There was no explanation for the “massive” ban in the memo. But if Gawker is holding itself to the standards of the Times, the broadsheet may not be the best role model. Just yesterday, the paper used “massive” in the subhed of Alex Williams’s normcore story—the online version, at least—published in the style section of the paper today: “Normcore: Fashion Movement or Massive In-Joke?”

As it turns out, the “massive” attack—excuse us—was imposed by Gawker features editor Tom Scocca, “who first decreed the ban last July in a short memo,” as Mr. Read explained in an email to the Observer.

Mr.
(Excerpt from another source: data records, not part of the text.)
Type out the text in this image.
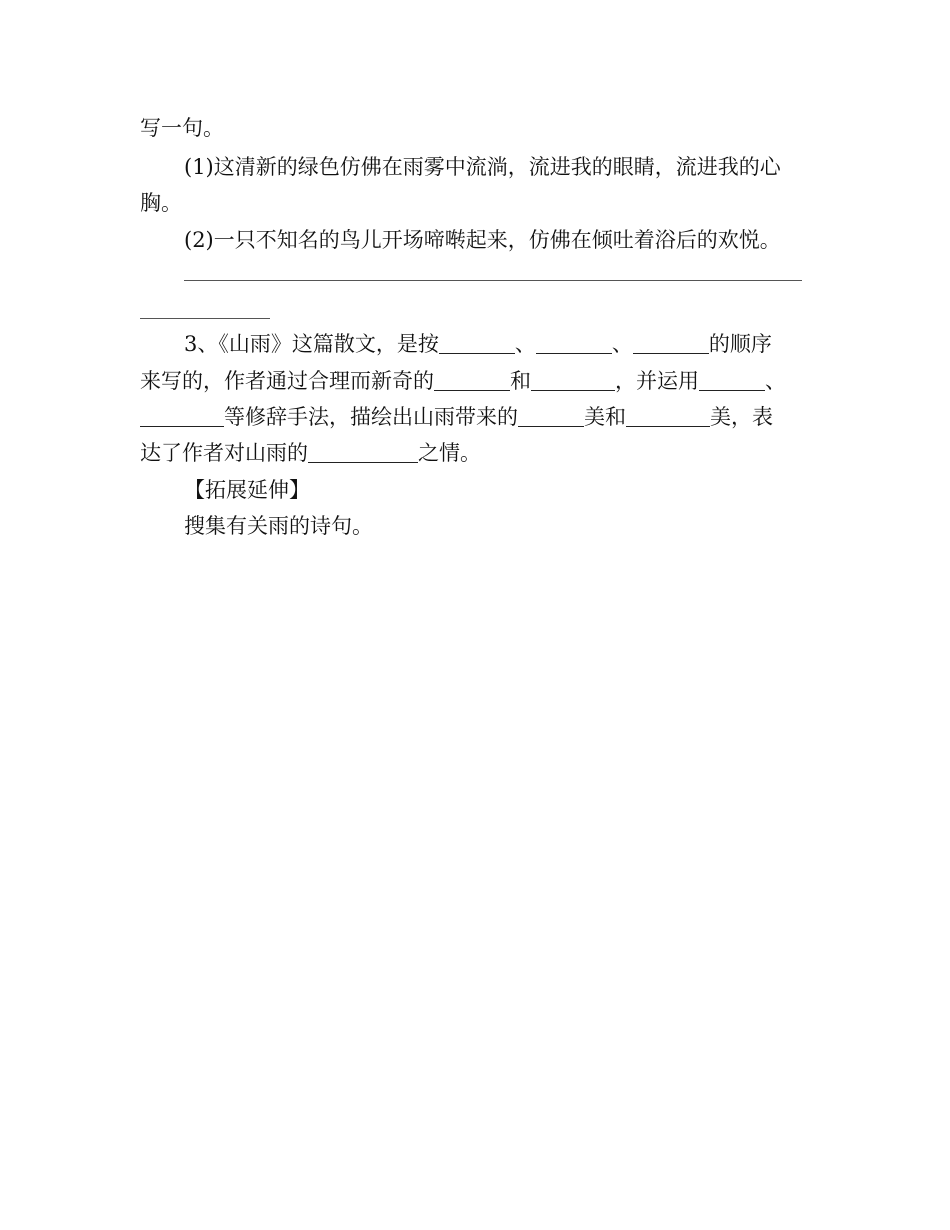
写一句。
(1)这清新的绿色仿佛在雨雾中流淌，流进我的眼睛，流进我的心
胸。
(2)一只不知名的鸟儿开场啼啭起来，仿佛在倾吐着浴后的欢悦。
3、《山雨》这篇散文，是按	、	、	的顺序
来写的，作者通过合理而新奇的	和	，并运用	、
等修辞手法，描绘出山雨带来的	美和	美，表
达了作者对山雨的	之情。
【拓展延伸】
搜集有关雨的诗句。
Scocca wrote:

What do Egyptian protests, a fatal wildfire, Jay-Z’s data-mining app, and the NSA’s spying operation have in common? Not much, really. So let’s strive to avoid calling them all ‘massive’ in headlines and leads. It’s a piece of newswriting jargon that essentially means ‘newsworthy,’ which is sort of implicit in the fact that we’re writing about them. Better to go ahead and use those eight characters saying what the news is. Or if the noun in question actually is something big or immense or sweeping, aim for the very best synonym from that family. Thank you very much.

This concludes this week’s episode of Shibboleth Corner.

Mr. Scocca makes a nuanced point here (more nuanced, anyway, than this recent Gawker headline, which may have prompted the need for today’s reminder: “Massive Corndog Spill Shuts Down Highway”).

Perhaps future Times memos will encourage writers to emulate Gawker.